Ruby Bridges’ Influence Transcript
A note about this transcript: The Moth is true stories told live. We provide transcripts to make all of our stories keyword searchable and accessible to the hearing impaired, but highly recommend listening to the audio to hear the full breadth of the story. This transcript was computer-generated and subsequently corrected through The Moth StoryScribe.
Back to this story.
Valerie Walker - Ruby Bridges’ Influence
Okay. So, sometimes history has a way of speaking directly to your heart. It can leave a mark, an indelible etch in who you are that can change who you are without. It can manifest into a thought, an idea or a way of being that you wouldn't have been, if you hadn't had that moment. And Ruby Bridges made a mark with me. In 1960, at the age of six, Ruby Bridges desegregated a public elementary school in Louisiana, all by herself. I first heard about her when my fourth-grade teacher read her story out loud in class, and I was fascinated by her. I was in awe of her bravery, in the strength, like in the face of such danger. US Marshals were called in to escort her safely to and from school. Her act was deemed so dangerous. And I also was struck by her determination.
The other parents of the students that would have been in her class refused to let their kids come to school and be educated with a negro. So, she spent much of that first year by herself. And I could relate, because almost two decades later, I was the only black kid in my academically accelerated class. And like Ruby learned, I learned. I loved to learn and I thirsted to learn more. So, it's no big surprise that I became a teacher, thank you, teaching young black and brown minds in Brooklyn. And even then, Ruby was with me, because every year in my classroom hung a poster of the portrait that was painted of her by Norman Rockwell called The Problem We All Live With. It depicted Ruby on that fateful first day, so small amongst the long legs of the marshals. I used it to springboard a discussion with my students about the difference between the spirit of the law and the letter of the law.
Fast forward to June 2019, I have moved toward social justice and now work with youth in detention, think jail for adolescents, the hardest to reach of the hardest to reach. I get it, because it's hard to have hope behind bars. I had attended a week-long training in a literacy program that was funded or its foundation was in the freedom school movement. It was a long week, intense and vibrant, I could see how the training would help my kids, but it was 12-hour days with more homework added in. I had very little sleep, so I was feeling overwhelmed and hopeless.

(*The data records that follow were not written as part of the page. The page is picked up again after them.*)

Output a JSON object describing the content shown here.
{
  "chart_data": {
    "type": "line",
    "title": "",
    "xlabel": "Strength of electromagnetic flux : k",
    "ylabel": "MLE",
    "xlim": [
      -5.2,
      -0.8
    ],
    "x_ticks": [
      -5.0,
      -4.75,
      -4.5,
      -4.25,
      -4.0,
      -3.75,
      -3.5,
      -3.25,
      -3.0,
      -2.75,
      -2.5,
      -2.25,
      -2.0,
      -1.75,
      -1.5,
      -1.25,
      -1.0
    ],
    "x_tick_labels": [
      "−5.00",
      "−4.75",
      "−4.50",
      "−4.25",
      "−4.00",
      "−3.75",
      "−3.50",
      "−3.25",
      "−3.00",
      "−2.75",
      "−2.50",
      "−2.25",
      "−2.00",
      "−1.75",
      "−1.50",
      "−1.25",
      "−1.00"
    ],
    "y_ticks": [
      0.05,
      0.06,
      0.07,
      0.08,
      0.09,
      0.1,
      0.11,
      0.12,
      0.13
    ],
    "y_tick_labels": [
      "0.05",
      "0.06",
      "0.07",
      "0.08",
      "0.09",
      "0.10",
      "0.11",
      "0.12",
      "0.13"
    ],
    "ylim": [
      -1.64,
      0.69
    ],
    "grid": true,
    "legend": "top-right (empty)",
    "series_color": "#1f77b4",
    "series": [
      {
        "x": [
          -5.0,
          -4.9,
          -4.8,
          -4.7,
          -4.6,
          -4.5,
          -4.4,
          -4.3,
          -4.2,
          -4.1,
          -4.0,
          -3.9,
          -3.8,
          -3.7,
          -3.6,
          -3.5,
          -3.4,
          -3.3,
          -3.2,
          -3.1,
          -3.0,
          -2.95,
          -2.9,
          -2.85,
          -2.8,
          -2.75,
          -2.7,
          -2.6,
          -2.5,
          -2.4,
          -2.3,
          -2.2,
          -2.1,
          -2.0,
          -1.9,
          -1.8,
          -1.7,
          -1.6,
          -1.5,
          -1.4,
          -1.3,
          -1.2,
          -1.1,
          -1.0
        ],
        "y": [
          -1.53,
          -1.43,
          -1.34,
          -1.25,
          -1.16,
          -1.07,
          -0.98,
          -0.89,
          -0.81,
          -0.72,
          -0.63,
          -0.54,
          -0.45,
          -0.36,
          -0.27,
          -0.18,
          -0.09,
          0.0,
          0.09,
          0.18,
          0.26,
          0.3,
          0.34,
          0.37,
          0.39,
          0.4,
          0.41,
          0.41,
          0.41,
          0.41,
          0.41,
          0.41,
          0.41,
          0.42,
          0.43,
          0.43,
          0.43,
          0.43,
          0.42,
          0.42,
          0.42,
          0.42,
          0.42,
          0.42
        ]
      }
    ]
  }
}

It was the last day of the program and they had a closing ceremony, and I was hangry and tired and just wanted to go home. I sat slumped in my chair with about 3,000 other people in much the same condition. Suddenly, I thought I heard the moderator say “Ruby Bridges.” And it hit me like a jolt. I sat up in my seat, “Ruby Bridges? Excuse me, did they just say Ruby?” [audience laughter] And so, I reached down and grabbed a discarded program from the floor and I looked and I found that, “Oh my God, it was my Ruby Bridges.” And immediately, my eyes welled up with tears and they began to fall. She came out onto the stage and she looked so young that my first thought really was, “Damn, Black really don't crack.” [audience laughter]
And then, she spoke so eloquently, not of what she had endured, although she added more information. Behind the car that the US Marshals used to drive Ruby to school marched every Black member of her town. How beautiful an image that was? But she didn't speak more of that, because sadly, many of the younger kids in the audience didn't know who she was. But instead, she connected to them by exalting the amazing freedoms today that we have to create change, and she challenged them to do just that as a way to pay it forward. When she was done, the moderator said that there would be time for one or two questions, and I shot out of my chair like a bullet, hand raised high in the air on my tippy toes.
I was so intent, my focus so single minded to talk to my hero, that I did not even realize that I had begun to chant breathlessly, “Pick me, pick me, pick me,” [audience laughter] until I began to notice that the people sitting around me started pointing to me and saying, “Pick her.” [audience laughter] And they picked me. [chuckles] As I walked to the mic, I was transformed back into my nine-year-old self, when I'd first heard about her. I don't remember what the first person asked or what she answered, but I do remember that when it was my turn, she looked very kindly at me and I thanked her for her act of defiance that directly led to my ability to graduate from an Ivy League institution.
I thanked her and told her what an inspiration she had been to my life and what role she had played in my classroom. And then, I asked her the questions I had been burning to ask her since forever. “Was the white woman that taught you kind to you? And did you love having the teacher all to yourself?” Because I was a super nerd and to me that sounded like Nirvana. [audience laughter]. And she answered in the affirmative to both. But then she went on to thank me and tell me that I was an inspiration to her. Now, you know, I don't remember what else happened, because [chuckles] I passed out on the spot.
However, I do remember the feeling. I remember thinking of the kids that I work with back in Brooklyn and wanting to know how I could convey this feeling to them, this joy, this energy, this ability to speak to history and make another mark. I just knew that I was energized in that moment, no longer tired and I was ready. Thank you.